Maar zo'n automaat werkt tot het uiterste en de huidige huidige instelling kan lager zijn dan 5,5, omdat type C ligt in het bereik van 5-10, een huidige marge van minimaal 20% is nodig.
Daarom is het beter om de stroomonderbreker in te stellen op dezelfde stroom of iets meer, maar van het type D, bijvoorbeeld IEK 6-8A VA47-29

Of voor stroom 10A met type C, bijvoorbeeld PL4-C10 / 3 Moeller / Eaton

De vereisten voor de machine zijn dat deze stabiel de nominale stroom kan weerstaan en niet wordt uitgeschakeld bij het opstarten. Als u van plan bent om de motor regelmatig aan en uit te zetten, is het beter om een type D-machine te gebruiken, deze is minder gevoelig voor spanningspieken.
conclusie
Een stroomonderbreker is nodig om de stroomkabel en extra motorbeveiliging te beschermen, in het geval van een langdurige start of vastlopen van de as, is het bovendien beter om thermische beveiliging te gebruiken. De magnetische starter moet bestand zijn tegen zowel de spanning als de stroom die hij zal schakelen.

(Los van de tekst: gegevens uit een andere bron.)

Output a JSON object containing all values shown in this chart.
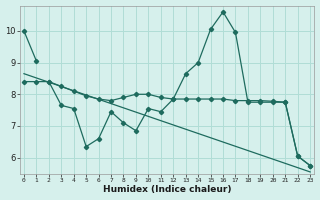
{
  "xlabel": "Humidex (Indice chaleur)",
  "background_color": "#d6f0ec",
  "grid_color": "#b0ddd6",
  "line_color": "#1e6b5e",
  "series_jagged_x": [
    0,
    1,
    2,
    3,
    4,
    5,
    6,
    7,
    8,
    9,
    10,
    11,
    12,
    13,
    14,
    15,
    16,
    17,
    18,
    19,
    20,
    21,
    22,
    23
  ],
  "series_jagged_y": [
    10.0,
    9.05,
    null,
    null,
    null,
    null,
    null,
    null,
    null,
    null,
    null,
    null,
    null,
    null,
    null,
    null,
    null,
    null,
    null,
    null,
    null,
    null,
    null,
    null
  ],
  "series_main_x": [
    2,
    3,
    4,
    5,
    6,
    7,
    8,
    9,
    10,
    11,
    12,
    13,
    14,
    15,
    16,
    17,
    18,
    19,
    20,
    21,
    22,
    23
  ],
  "series_main_y": [
    8.4,
    7.65,
    7.55,
    6.35,
    6.6,
    7.45,
    7.1,
    6.85,
    7.55,
    7.45,
    7.85,
    8.65,
    9.0,
    10.05,
    10.6,
    9.95,
    7.75,
    7.75,
    7.75,
    7.75,
    6.05,
    5.75
  ],
  "series_flat_x": [
    0,
    1,
    2,
    3,
    4,
    5,
    6,
    7,
    8,
    9,
    10,
    11,
    12,
    13,
    14,
    15,
    16,
    17,
    18,
    19,
    20,
    21,
    22,
    23
  ],
  "series_flat_y": [
    8.4,
    8.4,
    8.4,
    8.25,
    8.1,
    7.95,
    7.85,
    7.8,
    7.9,
    8.0,
    8.0,
    7.9,
    7.85,
    7.85,
    7.85,
    7.85,
    7.85,
    7.8,
    7.8,
    7.8,
    7.78,
    7.75,
    6.05,
    5.75
  ],
  "trend_x": [
    0,
    23
  ],
  "trend_y": [
    8.65,
    5.55
  ],
  "ylim": [
    5.5,
    10.8
  ],
  "xlim": [
    -0.3,
    23.3
  ],
  "yticks": [
    6,
    7,
    8,
    9,
    10
  ],
  "xticks": [
    0,
    1,
    2,
    3,
    4,
    5,
    6,
    7,
    8,
    9,
    10,
    11,
    12,
    13,
    14,
    15,
    16,
    17,
    18,
    19,
    20,
    21,
    22,
    23
  ]
}
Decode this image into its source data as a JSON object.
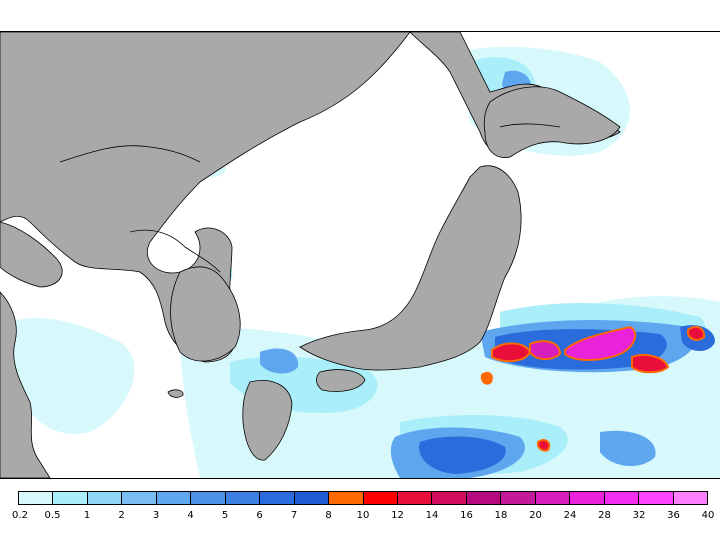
{
  "map": {
    "land_color": "#a9a9a9",
    "sea_color": "#ffffff",
    "coast_color": "#000000"
  },
  "legend": {
    "colors": [
      "#d7f9fb",
      "#a9eef8",
      "#8fd6f5",
      "#79bdf2",
      "#5ea7ef",
      "#4d93e9",
      "#3b80e2",
      "#2a6cdb",
      "#1f5bd2",
      "#ff6a00",
      "#ff0000",
      "#ea0f3b",
      "#d20d5e",
      "#b80a80",
      "#c21a9a",
      "#d61fbc",
      "#e923d9",
      "#f22ff0",
      "#ff44ff",
      "#ff80ff"
    ],
    "ticks": [
      "0.2",
      "0.5",
      "1",
      "2",
      "3",
      "4",
      "5",
      "6",
      "7",
      "8",
      "10",
      "12",
      "14",
      "16",
      "18",
      "20",
      "24",
      "28",
      "32",
      "36",
      "40"
    ]
  }
}
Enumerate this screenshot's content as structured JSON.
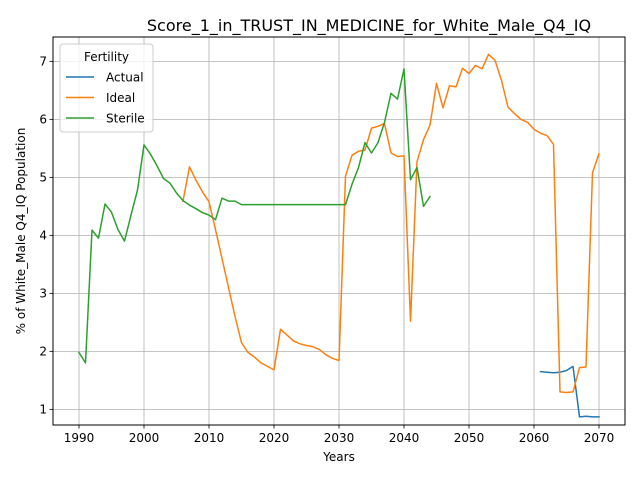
{
  "chart_data": {
    "type": "line",
    "title": "Score_1_in_TRUST_IN_MEDICINE_for_White_Male_Q4_IQ",
    "xlabel": "Years",
    "ylabel": "% of White_Male Q4_IQ Population",
    "xlim": [
      1986,
      2074
    ],
    "ylim": [
      0.73,
      7.42
    ],
    "xticks": [
      1990,
      2000,
      2010,
      2020,
      2030,
      2040,
      2050,
      2060,
      2070
    ],
    "yticks": [
      1,
      2,
      3,
      4,
      5,
      6,
      7
    ],
    "grid": true,
    "legend": {
      "title": "Fertility",
      "placement": "top-left"
    },
    "series": [
      {
        "name": "Actual",
        "color": "#1f77b4",
        "points": [
          [
            2061,
            1.65
          ],
          [
            2062,
            1.64
          ],
          [
            2063,
            1.63
          ],
          [
            2064,
            1.64
          ],
          [
            2065,
            1.67
          ],
          [
            2066,
            1.74
          ],
          [
            2067,
            0.87
          ],
          [
            2068,
            0.88
          ],
          [
            2069,
            0.87
          ],
          [
            2070,
            0.87
          ]
        ]
      },
      {
        "name": "Ideal",
        "color": "#ff7f0e",
        "points": [
          [
            2006,
            4.59
          ],
          [
            2007,
            5.18
          ],
          [
            2008,
            4.95
          ],
          [
            2009,
            4.75
          ],
          [
            2010,
            4.58
          ],
          [
            2011,
            4.1
          ],
          [
            2012,
            3.6
          ],
          [
            2013,
            3.1
          ],
          [
            2014,
            2.6
          ],
          [
            2015,
            2.15
          ],
          [
            2016,
            1.98
          ],
          [
            2017,
            1.9
          ],
          [
            2018,
            1.8
          ],
          [
            2019,
            1.74
          ],
          [
            2020,
            1.68
          ],
          [
            2021,
            2.38
          ],
          [
            2022,
            2.28
          ],
          [
            2023,
            2.18
          ],
          [
            2024,
            2.13
          ],
          [
            2025,
            2.1
          ],
          [
            2026,
            2.08
          ],
          [
            2027,
            2.03
          ],
          [
            2028,
            1.94
          ],
          [
            2029,
            1.88
          ],
          [
            2030,
            1.84
          ],
          [
            2031,
            5.02
          ],
          [
            2032,
            5.38
          ],
          [
            2033,
            5.45
          ],
          [
            2034,
            5.47
          ],
          [
            2035,
            5.85
          ],
          [
            2036,
            5.88
          ],
          [
            2037,
            5.93
          ],
          [
            2038,
            5.42
          ],
          [
            2039,
            5.36
          ],
          [
            2040,
            5.37
          ],
          [
            2041,
            2.52
          ],
          [
            2042,
            5.27
          ],
          [
            2043,
            5.65
          ],
          [
            2044,
            5.9
          ],
          [
            2045,
            6.62
          ],
          [
            2046,
            6.2
          ],
          [
            2047,
            6.58
          ],
          [
            2048,
            6.56
          ],
          [
            2049,
            6.88
          ],
          [
            2050,
            6.79
          ],
          [
            2051,
            6.93
          ],
          [
            2052,
            6.87
          ],
          [
            2053,
            7.12
          ],
          [
            2054,
            7.02
          ],
          [
            2055,
            6.67
          ],
          [
            2056,
            6.21
          ],
          [
            2057,
            6.1
          ],
          [
            2058,
            6.0
          ],
          [
            2059,
            5.95
          ],
          [
            2060,
            5.83
          ],
          [
            2061,
            5.76
          ],
          [
            2062,
            5.72
          ],
          [
            2063,
            5.57
          ],
          [
            2064,
            1.3
          ],
          [
            2065,
            1.29
          ],
          [
            2066,
            1.3
          ],
          [
            2067,
            1.72
          ],
          [
            2068,
            1.73
          ],
          [
            2069,
            5.08
          ],
          [
            2070,
            5.41
          ]
        ]
      },
      {
        "name": "Sterile",
        "color": "#2ca02c",
        "points": [
          [
            1990,
            1.98
          ],
          [
            1991,
            1.8
          ],
          [
            1992,
            4.09
          ],
          [
            1993,
            3.95
          ],
          [
            1994,
            4.54
          ],
          [
            1995,
            4.4
          ],
          [
            1996,
            4.1
          ],
          [
            1997,
            3.9
          ],
          [
            1998,
            4.35
          ],
          [
            1999,
            4.78
          ],
          [
            2000,
            5.56
          ],
          [
            2001,
            5.4
          ],
          [
            2002,
            5.2
          ],
          [
            2003,
            4.98
          ],
          [
            2004,
            4.9
          ],
          [
            2005,
            4.73
          ],
          [
            2006,
            4.6
          ],
          [
            2007,
            4.52
          ],
          [
            2008,
            4.46
          ],
          [
            2009,
            4.39
          ],
          [
            2010,
            4.35
          ],
          [
            2011,
            4.27
          ],
          [
            2012,
            4.64
          ],
          [
            2013,
            4.59
          ],
          [
            2014,
            4.59
          ],
          [
            2015,
            4.53
          ],
          [
            2016,
            4.53
          ],
          [
            2017,
            4.53
          ],
          [
            2018,
            4.53
          ],
          [
            2019,
            4.53
          ],
          [
            2020,
            4.53
          ],
          [
            2021,
            4.53
          ],
          [
            2022,
            4.53
          ],
          [
            2023,
            4.53
          ],
          [
            2024,
            4.53
          ],
          [
            2025,
            4.53
          ],
          [
            2026,
            4.53
          ],
          [
            2027,
            4.53
          ],
          [
            2028,
            4.53
          ],
          [
            2029,
            4.53
          ],
          [
            2030,
            4.53
          ],
          [
            2031,
            4.53
          ],
          [
            2032,
            4.88
          ],
          [
            2033,
            5.17
          ],
          [
            2034,
            5.6
          ],
          [
            2035,
            5.42
          ],
          [
            2036,
            5.6
          ],
          [
            2037,
            5.95
          ],
          [
            2038,
            6.45
          ],
          [
            2039,
            6.35
          ],
          [
            2040,
            6.87
          ],
          [
            2041,
            4.96
          ],
          [
            2042,
            5.17
          ],
          [
            2043,
            4.5
          ],
          [
            2044,
            4.67
          ]
        ]
      }
    ]
  }
}
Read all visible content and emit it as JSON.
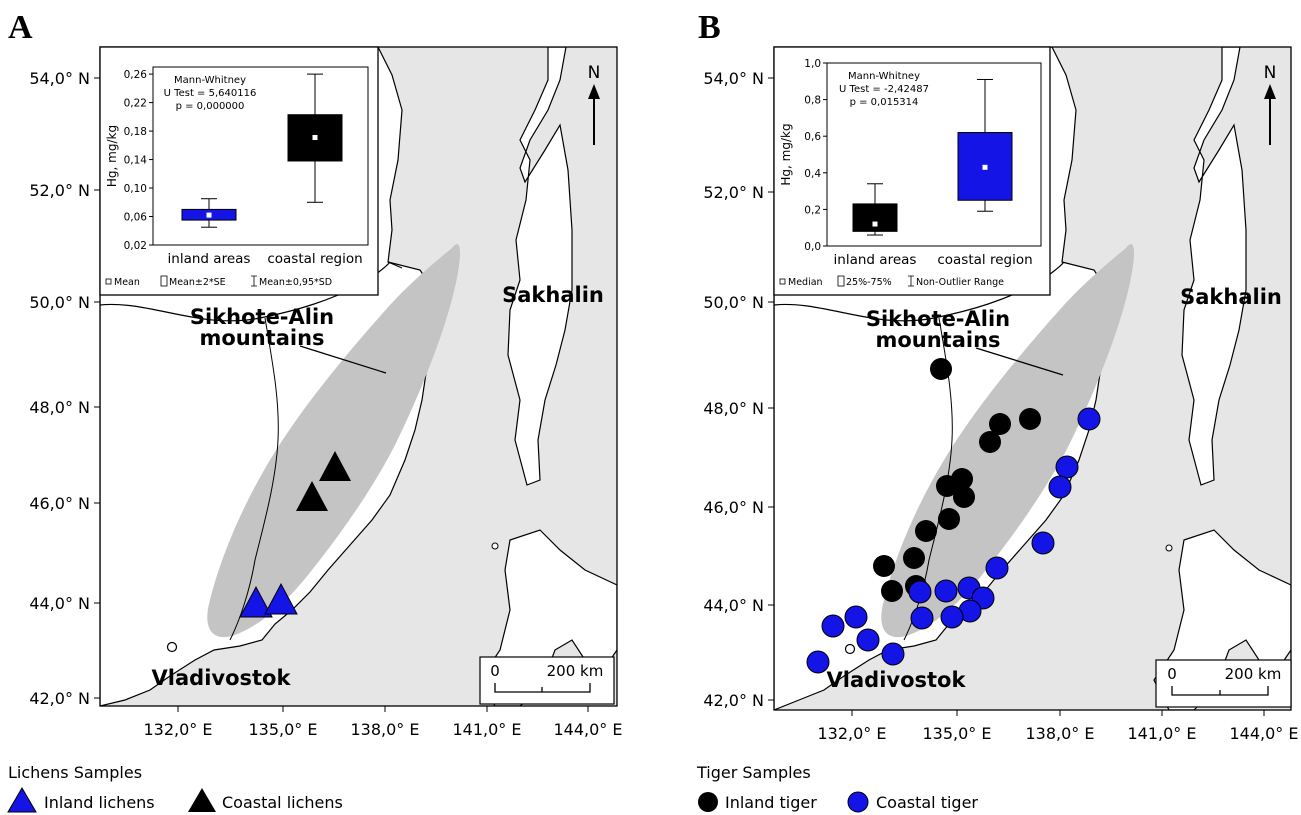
{
  "panels": [
    {
      "letter": "A",
      "y_axis": [
        "54,0° N",
        "52,0° N",
        "50,0° N",
        "48,0° N",
        "46,0° N",
        "44,0° N",
        "42,0° N"
      ],
      "x_axis": [
        "132,0° E",
        "135,0° E",
        "138,0° E",
        "141,0° E",
        "144,0° E"
      ],
      "places": {
        "mountains_line1": "Sikhote-Alin",
        "mountains_line2": "mountains",
        "island": "Sakhalin",
        "city": "Vladivostok"
      },
      "north": "N",
      "scale": {
        "zero": "0",
        "distance": "200 km"
      },
      "inset": {
        "test_line1": "Mann-Whitney",
        "test_line2": "U Test = 5,640116",
        "test_line3": "p = 0,000000",
        "ylabel": "Hg, mg/kg",
        "yticks": [
          "0,26",
          "0,22",
          "0,18",
          "0,14",
          "0,10",
          "0,06",
          "0,02"
        ],
        "categories": [
          "inland areas",
          "coastal region"
        ],
        "legend": [
          "Mean",
          "Mean±2*SE",
          "Mean±0,95*SD"
        ],
        "boxes": [
          {
            "center": 0.062,
            "box": [
              0.055,
              0.07
            ],
            "whisker": [
              0.045,
              0.085
            ],
            "color": "#1414e6"
          },
          {
            "center": 0.171,
            "box": [
              0.138,
              0.203
            ],
            "whisker": [
              0.08,
              0.26
            ],
            "color": "#000000"
          }
        ]
      },
      "legend": {
        "title": "Lichens Samples",
        "items": [
          "Inland lichens",
          "Coastal lichens"
        ]
      }
    },
    {
      "letter": "B",
      "y_axis": [
        "54,0° N",
        "52,0° N",
        "50,0° N",
        "48,0° N",
        "46,0° N",
        "44,0° N",
        "42,0° N"
      ],
      "x_axis": [
        "132,0° E",
        "135,0° E",
        "138,0° E",
        "141,0° E",
        "144,0° E"
      ],
      "places": {
        "mountains_line1": "Sikhote-Alin",
        "mountains_line2": "mountains",
        "island": "Sakhalin",
        "city": "Vladivostok"
      },
      "north": "N",
      "scale": {
        "zero": "0",
        "distance": "200 km"
      },
      "inset": {
        "test_line1": "Mann-Whitney",
        "test_line2": "U Test = -2,42487",
        "test_line3": "p = 0,015314",
        "ylabel": "Hg, mg/kg",
        "yticks": [
          "1,0",
          "0,8",
          "0,6",
          "0,4",
          "0,2",
          "0,0"
        ],
        "categories": [
          "inland areas",
          "coastal region"
        ],
        "legend": [
          "Median",
          "25%-75%",
          "Non-Outlier Range"
        ],
        "boxes": [
          {
            "center": 0.12,
            "box": [
              0.08,
              0.23
            ],
            "whisker": [
              0.06,
              0.34
            ],
            "color": "#000000"
          },
          {
            "center": 0.43,
            "box": [
              0.25,
              0.62
            ],
            "whisker": [
              0.19,
              0.91
            ],
            "color": "#1414e6"
          }
        ]
      },
      "legend": {
        "title": "Tiger Samples",
        "items": [
          "Inland tiger",
          "Coastal tiger"
        ]
      }
    }
  ],
  "colors": {
    "blue": "#1414e6",
    "black": "#000000",
    "sea": "#e6e6e6",
    "mountains": "#c4c4c4"
  }
}
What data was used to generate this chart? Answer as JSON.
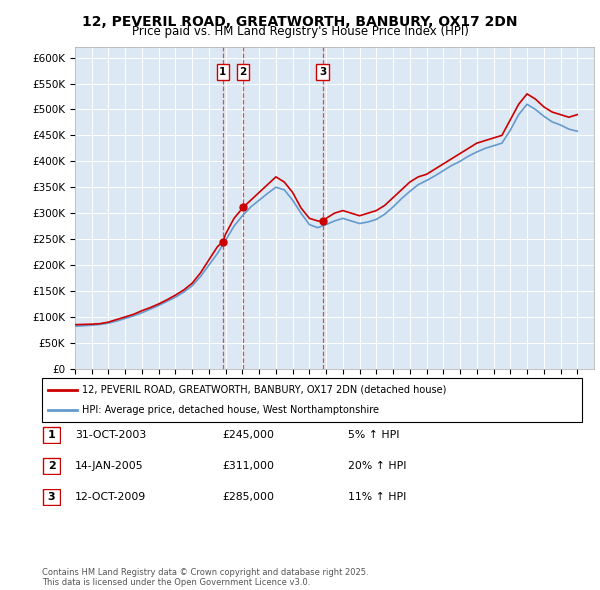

De elektromotor moet in goede staat zijn, er mogen geen kortsluitingen zijn en de as moet vrij kunnen draaien. In het geval van het starten van de motor onder belasting, is het beter om schakelapparatuur met een marge van maximaal 2 keer te nemen om de kans op voortijdige verbranding van contacten en valse positieven van de stroomonderbreker te verminderen.
De voedingskabel moet overeenkomen met de nominale stroom, rekening houdend met inschakelstromen en met de methode voor het aansluiten van de kabel (met behulp van hulzen, lippen, aansluitblokken, enz.). De toestand van alle verbindingen moet normaal zijn - er zijn geen oxiden, koolstofafzettingen en andere mechanische defecten die het contactcontactgebied kunnen verminderen.